Who has the time for safety inductions?
Updated: Apr 2, 2019
Imagine, if you will, that you are one of the many employers out there who does not currently conduct a safety induction for each new employee. You have just hired a fresh faced 17-year-old, Alex, into your not-entirely-risk-free organisation...
Alex on his first day has been asked to carry out a not-entirely-risk-free task not only without an induction but also without supervision. Alex slips, falls and generally does himself some damage during the day. An ambulance is called and as a result so is WHS QLD, and they want to see your records … your day is starting to go downhill.
To make matters worse Alex’s mum is a producer on the 7.30 Report and you are now being asked some particularly pointed question by Leigh Sales relating to how a young, inexperienced, unattended young man with such promise is now in hospital because a heartless employer didn’t see it as necessary to conduct a proper induction.
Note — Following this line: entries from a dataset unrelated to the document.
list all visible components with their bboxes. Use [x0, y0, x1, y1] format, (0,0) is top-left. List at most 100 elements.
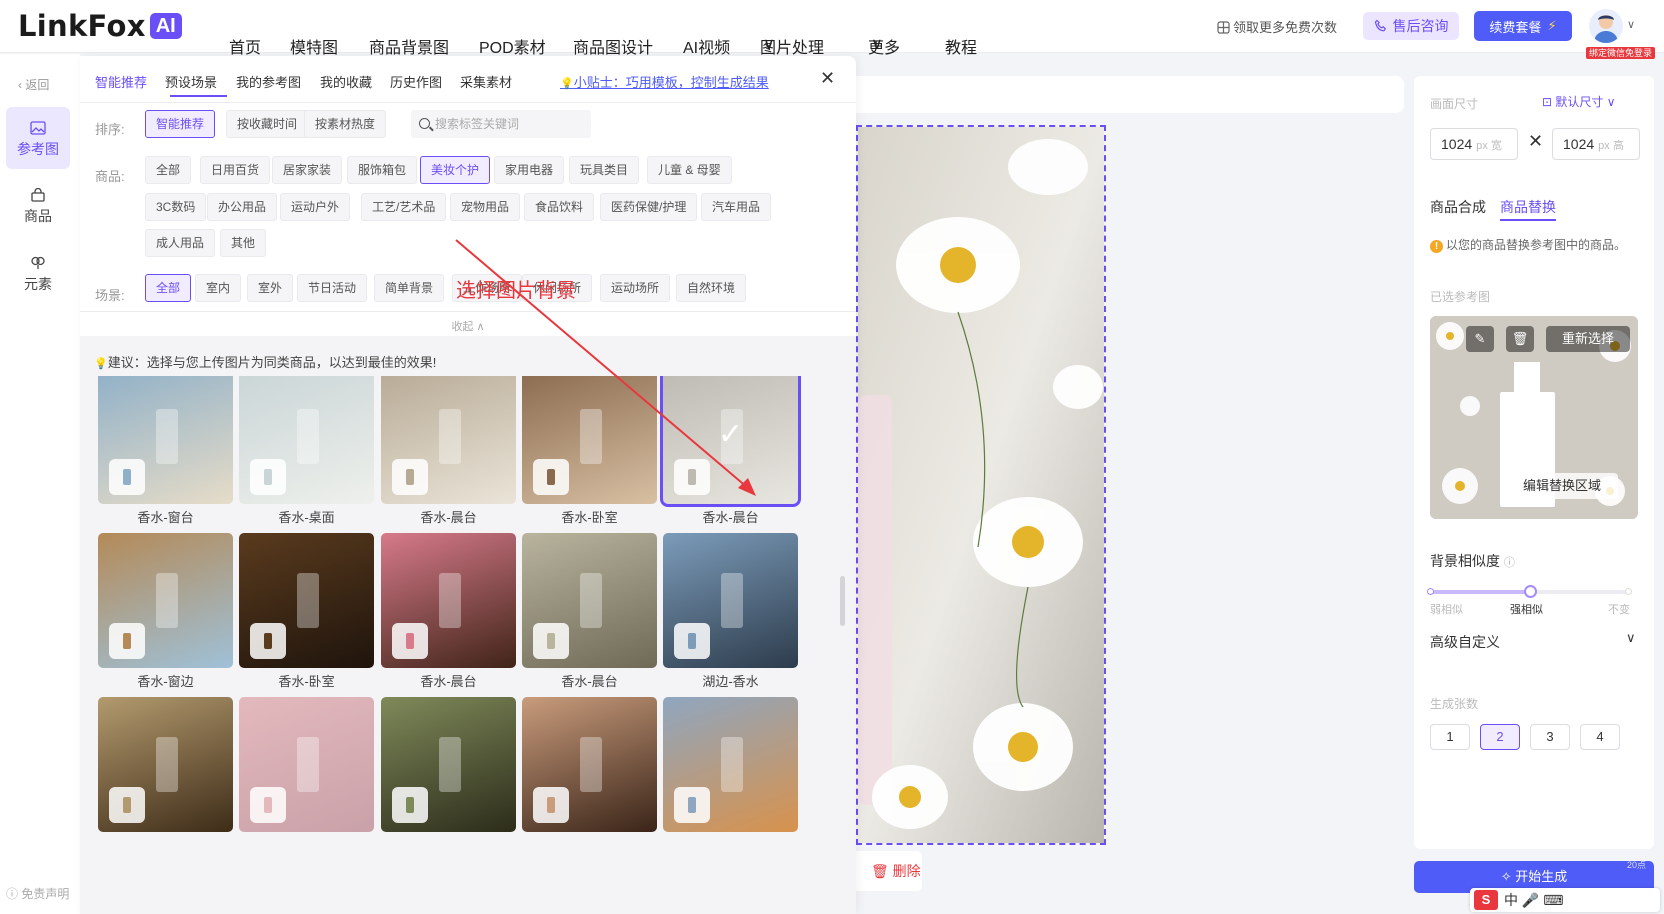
- reference-thumbnail[interactable]: [522, 376, 657, 504]
- tab-my-favorites[interactable]: 我的收藏: [320, 72, 372, 91]
- count-option-1[interactable]: 1: [1430, 724, 1470, 750]
- reference-thumbnail[interactable]: [239, 533, 374, 668]
- scene-chip[interactable]: 简单背景: [374, 274, 445, 302]
- goods-category-chip[interactable]: 办公用品: [207, 193, 278, 221]
- help-icon[interactable]: ⓘ: [1504, 557, 1515, 569]
- perfume-bottle-shape: [439, 409, 461, 464]
- sort-chip[interactable]: 按收藏时间: [226, 110, 309, 138]
- goods-category-chip[interactable]: 居家家装: [272, 156, 343, 184]
- goods-category-chip[interactable]: 美妆个护: [420, 156, 491, 184]
- product-canvas[interactable]: [856, 125, 1106, 845]
- keyboard-icon[interactable]: ⌨: [1543, 892, 1563, 908]
- goods-category-chip[interactable]: 汽车用品: [701, 193, 772, 221]
- goods-category-chip[interactable]: 家用电器: [494, 156, 565, 184]
- goods-category-chip[interactable]: 全部: [145, 156, 192, 184]
- count-option-2[interactable]: 2: [1480, 724, 1520, 750]
- reference-thumbnail[interactable]: [522, 533, 657, 668]
- perfume-bottle-shape: [721, 737, 743, 792]
- tag-search-input[interactable]: 搜索标签关键词: [411, 110, 591, 138]
- tab-preset-scene[interactable]: 预设场景: [165, 72, 217, 91]
- goods-category-chip[interactable]: 玩具类目: [569, 156, 640, 184]
- slider-handle[interactable]: [1524, 585, 1537, 598]
- tab-product-replace[interactable]: 商品替换: [1500, 197, 1556, 221]
- scene-chip[interactable]: 自然环境: [676, 274, 747, 302]
- sort-chip[interactable]: 按素材热度: [304, 110, 387, 138]
- renew-plan-button[interactable]: 续费套餐 ⚡: [1474, 11, 1572, 41]
- goods-category-chip[interactable]: 运动户外: [280, 193, 351, 221]
- goods-category-chip[interactable]: 日用百货: [200, 156, 271, 184]
- scene-chip[interactable]: 全部: [145, 274, 192, 302]
- close-icon[interactable]: ✕: [820, 68, 835, 89]
- reference-thumbnail[interactable]: [522, 697, 657, 832]
- edit-icon[interactable]: ✎: [1466, 326, 1494, 352]
- goods-category-chip[interactable]: 工艺/艺术品: [361, 193, 447, 221]
- goods-category-chip[interactable]: 宠物用品: [450, 193, 521, 221]
- ime-toolbar[interactable]: S中 🎤 ⌨: [1470, 888, 1660, 912]
- scene-chip[interactable]: 节日活动: [297, 274, 368, 302]
- perfume-bottle-shape: [156, 573, 178, 628]
- count-option-3[interactable]: 3: [1530, 724, 1570, 750]
- reference-thumbnail[interactable]: [381, 533, 516, 668]
- scene-chip[interactable]: 运动场所: [600, 274, 671, 302]
- similarity-slider[interactable]: [1427, 585, 1632, 598]
- mic-icon[interactable]: 🎤: [1522, 892, 1539, 908]
- tab-smart-recommend[interactable]: 智能推荐: [95, 72, 147, 91]
- count-option-4[interactable]: 4: [1580, 724, 1620, 750]
- reference-thumbnail[interactable]: [381, 697, 516, 832]
- disclaimer-link[interactable]: ⓘ 免责声明: [6, 885, 69, 902]
- height-input[interactable]: 1024 px 高: [1552, 128, 1640, 160]
- chevron-down-icon[interactable]: ∨: [1626, 630, 1636, 646]
- sidebar-item-product[interactable]: 商品: [6, 174, 70, 236]
- scene-chip[interactable]: 室外: [247, 274, 294, 302]
- edit-replace-area-button[interactable]: 编辑替换区域: [1506, 473, 1618, 499]
- advanced-settings-toggle[interactable]: 高级自定义: [1430, 632, 1500, 652]
- tab-collected[interactable]: 采集素材: [460, 72, 512, 91]
- collapse-button[interactable]: 收起 ∧: [80, 318, 856, 334]
- sidebar-item-element[interactable]: 元素: [6, 242, 70, 304]
- reference-thumbnail[interactable]: [98, 376, 233, 504]
- product-thumb-badge: [533, 787, 569, 823]
- chevron-down-icon[interactable]: ∨: [1627, 18, 1635, 31]
- trash-icon[interactable]: 🗑: [1506, 326, 1534, 352]
- tab-product-compose[interactable]: 商品合成: [1430, 197, 1486, 217]
- goods-category-chip[interactable]: 儿童 & 母婴: [647, 156, 732, 184]
- reference-thumbnail[interactable]: [663, 697, 798, 832]
- sidebar-item-reference[interactable]: 参考图: [6, 107, 70, 169]
- goods-category-chip[interactable]: 食品饮料: [524, 193, 595, 221]
- tab-history[interactable]: 历史作图: [390, 72, 442, 91]
- logo[interactable]: LinkFox AI: [18, 9, 182, 43]
- sort-chip[interactable]: 智能推荐: [145, 110, 216, 138]
- scene-chip[interactable]: 室内: [195, 274, 242, 302]
- width-input[interactable]: 1024 px 宽: [1430, 128, 1518, 160]
- goods-category-chip[interactable]: 成人用品: [145, 229, 216, 257]
- bind-wechat-tag[interactable]: 绑定微信免登录: [1586, 47, 1656, 59]
- delete-button[interactable]: 🗑 删除: [856, 851, 922, 891]
- reference-thumbnail[interactable]: [239, 376, 374, 504]
- reference-thumbnail[interactable]: [98, 533, 233, 668]
- default-size-select[interactable]: ⊡ 默认尺寸 ∨: [1542, 93, 1616, 110]
- free-credits-link[interactable]: 领取更多免费次数: [1217, 17, 1337, 36]
- goods-category-chip[interactable]: 3C数码: [145, 193, 207, 221]
- reference-thumbnail[interactable]: [239, 697, 374, 832]
- product-thumb-badge: [392, 623, 428, 659]
- goods-category-chip[interactable]: 医药保健/护理: [600, 193, 698, 221]
- reference-thumbnail[interactable]: ✓: [660, 376, 801, 507]
- goods-category-chip[interactable]: 其他: [220, 229, 267, 257]
- product-thumb-badge: [674, 459, 710, 495]
- avatar[interactable]: [1589, 9, 1623, 43]
- reselect-button[interactable]: 重新选择: [1546, 326, 1630, 352]
- perfume-icon: [264, 797, 272, 813]
- reference-caption: 香水-桌面: [278, 510, 335, 525]
- consult-button[interactable]: 售后咨询: [1363, 12, 1459, 40]
- reference-caption: 香水-晨台: [420, 510, 477, 525]
- reference-thumbnail[interactable]: [98, 697, 233, 832]
- reference-thumbnail[interactable]: [381, 376, 516, 504]
- back-link[interactable]: ‹ 返回: [18, 76, 49, 93]
- perfume-icon: [688, 797, 696, 813]
- goods-category-chip[interactable]: 服饰箱包: [347, 156, 418, 184]
- tab-my-reference[interactable]: 我的参考图: [236, 72, 301, 91]
- scrollbar[interactable]: [840, 576, 845, 626]
- reference-caption: 香水-晨台: [702, 510, 759, 525]
- reference-thumbnail[interactable]: [663, 533, 798, 668]
- tip-link[interactable]: 💡小贴士：巧用模板，控制生成结果: [560, 72, 769, 91]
Now while this is obviously farfetched, it is altogether too common for an employer to not safely and promptly induct an employee into their organisation.
Many see it as something they will get to down the track once they know a person will stick around but, at the end of the day, injuries can happen at any time and safety inductions are a great option to help reduce them.
So apart from the obvious safety benefits and generally avoiding a news expose’ why else would you do an induction?
It is backed up by the law. Your obligation to provide a safe place of work to your employees and contractors is, with much paraphrasing, the most important take away point from the WHS Act 2011.
It builds your safety culture. A thorough safety induction sets the tone for a new employee from the start it outlines what your organisation values and lets your employees know what they are accountable for.
It is your first opportunity to consult with your new workers about safety. As all of you who read the WHS Act page and verse would understand, consultation on safety matters is paramount. Your induction is the first opportunity you will get to begin the safety conversation with your new employee, helping them understand that safety is everyone’s business and that you will listen to their thoughts on safety.
It mitigates your risk. In the event of something awful happening and you company being investigated, you will be asked if the employee has undertaken a safety induction. You will also be asked if they have been adequately trained to perform their roles correctly and are aware of the known risks and controls. Your ability to hand on heart say ‘yes’ should be backed up with the appropriate paperwork outlines that you take your obligations toward safety seriously and have been responsible so far as reasonably practicable.
So if the thought of Leigh Sales is not enough to scare you into performing inductions then hopefully the points above instead show the benefits that an induction can have for your business. They are a process that is easy to implement and replicable once done and when done correctly will improve the safety of your people and develop your workplace culture.